The Spirit of Shabbat and My Car Alarm

In the community I was involved with in St. Louis in my pre-marriage days, a particular family hosted about 25 people each week for Shabbat dinner and I had the privilege to be their guest several times. It seemed to me that this family represented the epitome of the baal teshuvah experience: beautiful home filled with yiddishkeit everywhere, wonderful food that seemed without end, fascinating dvars, lively conversation. Both husband and wife came from very different backgrounds; she attended Harvard’s Kennedy School of Government while the husband lived a fun life in Brazil. Their adorable daughter symbolized the bright future that lay ahead for them, and quite possibly for all of klal Yisrael, so giving was their spirit and energy.

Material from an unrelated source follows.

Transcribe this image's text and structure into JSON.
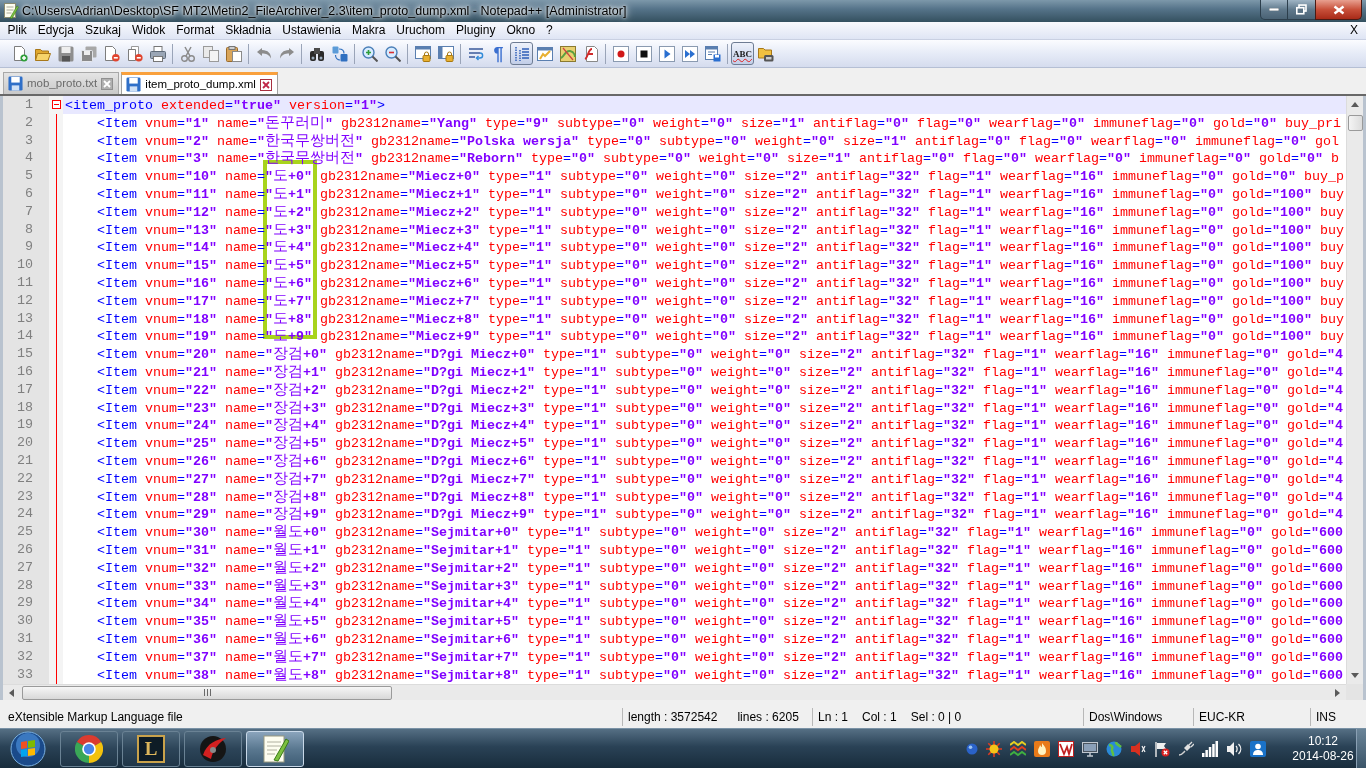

Almost every time I sat at their table, there would inevitably come a time when I would choke up and feel the tears gather in my eyes. A word, a song, a bracha – something would a trigger an emotional response, a deep longing, a feeling that this, this moment whatever it was – is what I want around my Shabbat table one day. The ease of the rituals and the deep knowledge of the parsha and the singing seemed so authentic to me, and just made me feel like I still had so far to go. The moment would sear itself into my mind and amidst the joyful talk with the 25 guests, I felt alone and lonely. I visualized my future family and wondered if I would ever have this.

And then a car alarm went off. A car alarm – outside the rabbi’s house! During Shabbat dinner! Shattering my deep thoughts – breaking the moment – and the sudden realization that it was MY car alarm waking up the neighborhood! I ran to my purse and fumbled for the keys, so embarrassed. Why oh why would my car alarm go off and ruin this amazing Shabbat spirit? The wonderful hosts, the understanding guests – everyone laughed it off and forgot about it.

I went back to the guests, back to the meal, joining in the conversation. “Getting there” doesn’t just happen overnight – it takes work and study and commitment! I’ve succeeded at everything else in the world, so why shouldn’t I succeed in this most-important challenge and holiest of goals? Besides, I’m a decent cook, at least I have a head start in that regard.

Then my car alarm went off again.

I’ve still got a long road ahead of me.

4 comments on “The Spirit of Shabbat and My Car Alarm

  1. That reminded me of a story. Many moons ago, I went to a tish in Meah Sha’arim. I believe it was at Slonim.

    That particular tish has a very subdued atmosphere set by the chasidim who arrive before the Rebbe in a very dimly lit room. They begin singing very mellow niggunim. Between the dim lights and the nearly hypnotic singing, some of us were beginnig to get sleepy. Boom, the lights go on, full brightness!! One of our group members had leaned on the light switches. I’m betting someone went out after Shabbos and bought some of those switch protectors.

  2. Mark: I like the message that you came up with.

    Sarah: Interesting story. My husband, this morning, after reading the story, asked me why I didn’t just let it keep going. I answered that I didn’t want to annoy the entire Torah-observant neighborhood (and everyone else), since I know how annoying a car alarm can be!
    The oven alarm only affected the people inside the house (and how did they sleep?), but I was worried about the neighborhood. Maybe others can answer the question: what would you do on Shabbat (or Yom Tov)? Would you let it go, or would you turn it off?

  3. This reminds me of an experience from my very early days. I was at a seudah by one of my “role models”,(actually they still are all these years later) and their oven alarm went off. There was a large table of varied guests and the oven noise was VERY loud. I just couldn’t believe nobody was shutting it off. I also couldn’t believe that the distracting and intrusive sound was being ignored. They continued on through a very lovely seudah, talking above it, singing, etc. It was a lifelong lesson for me in “commitment to higher pursuits” and how we don’t have to cave in to everything over convenience or being uncomfortable. It was also a lesson in overcoming obstables and distraction as Mark said. That impression remains 20 years later.

  4. How about this for message:

    We all know that spiritual pursuits like Shabbos are really what count and makes us happy. But the distractions of the world are often shouting in our face like a car alarm. And behind that car alarm is another and another.

    But if we keep focused on pursuing the spiritual, eventually the car alarms fade and become less and less of a distraction. If we listen closely they’re still there, but they are no longer the obstacles to spirituality that they once were.